Renisse Ordine

28/11/2019
 
O positivismo, a sociedade e a mulher
 
Bom, seria tudo muito diferente se as mulheres continuassem a sua vida, caso o positivismo não tivesse sido implantado no Brasil.
 
O positivismo foi um pensamento filosófico, idealizado pelo francês, Auguste Comte, e serviu como uma base que norteou a nova política que estava surgindo no país, após o fim da Monarquia. Caroline Massin e Clotilde de Vaux foram as duas mulheres que inspiraram essa nova ideologia. Representando duas vertentes, que modificaram a sociedade brasileira no inicio de 1889. 
 
Para Comte, a mulher de família, pura e honesta era tudo o que Clotilde significava para ele; e a mulher que não honrava os seus compromissos familiares, e queria se libertar das amarras sociais, estava fixada à figura de Caroline, mulher com quem ele foi casado por 17 anos, e posteriormente, abandonado. 
 
Antes de a sociedade brasileira ter sido contaminada por essa corrente conservadora, as mulheres já estavam liderando e cuidando sozinha de suas famílias e era necessário, pois os seus maridos estavam participando de lutas e revoluções. Uma série que ilustra bem essa fase é a “Casa das sete Mulheres”, escrita por Letícia Wierzchowsk.
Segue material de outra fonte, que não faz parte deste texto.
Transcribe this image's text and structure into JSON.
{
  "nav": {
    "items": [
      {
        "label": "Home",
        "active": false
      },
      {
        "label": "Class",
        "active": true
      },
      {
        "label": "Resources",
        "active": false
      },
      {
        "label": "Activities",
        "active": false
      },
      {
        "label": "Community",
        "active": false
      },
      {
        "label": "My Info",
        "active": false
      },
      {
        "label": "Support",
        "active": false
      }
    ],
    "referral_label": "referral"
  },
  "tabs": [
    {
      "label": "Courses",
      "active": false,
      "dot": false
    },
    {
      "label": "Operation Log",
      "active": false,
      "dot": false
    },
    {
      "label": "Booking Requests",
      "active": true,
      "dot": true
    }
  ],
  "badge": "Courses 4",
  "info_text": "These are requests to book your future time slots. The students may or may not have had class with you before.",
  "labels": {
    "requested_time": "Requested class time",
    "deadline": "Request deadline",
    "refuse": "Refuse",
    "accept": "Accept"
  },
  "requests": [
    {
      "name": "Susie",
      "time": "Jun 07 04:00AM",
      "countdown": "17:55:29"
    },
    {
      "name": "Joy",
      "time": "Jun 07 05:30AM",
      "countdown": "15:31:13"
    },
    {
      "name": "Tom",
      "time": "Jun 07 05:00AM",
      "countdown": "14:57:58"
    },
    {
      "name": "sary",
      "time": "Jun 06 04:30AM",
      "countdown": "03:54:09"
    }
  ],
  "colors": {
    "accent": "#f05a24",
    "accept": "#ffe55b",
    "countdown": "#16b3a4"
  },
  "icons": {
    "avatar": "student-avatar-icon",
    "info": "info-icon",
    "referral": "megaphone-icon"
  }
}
Com o início da República (1889- 1930), as mulheres voltam a ser recolhidas em suas casas e os homens saem às ruas para conquistarem o seu espaço profissional, sem tê-las como adversárias. O conceito da mulher ideal passa a ser a da dona de casa, mãe, cuidadora. A qual não vivia para si, mas para os filhos e o marido. O anjo protetor, assim elas ficaram assim conhecidas.
 
Tanto que o simbolismo das arquiteturas da época tinha essa representatividade, inclusive a do túmulo dos maridos. Pois, mesmo após a morte do marido, a mulher continuaria eternamente fiel a ele e a família, vindo a ser amparada pelos filhos. 
 
Na cultura, as mulheres foram também prejudicadas por não poderem expressar os seus pensamentos e opiniões, tanto que não podiam nem votar. A época, as mulheres que ousavam escrever além do amor, e conseguiam publicar nos jornais, tinham a sua imagem destruída pelo público masculino, acabando, assim, com a sua reputação. 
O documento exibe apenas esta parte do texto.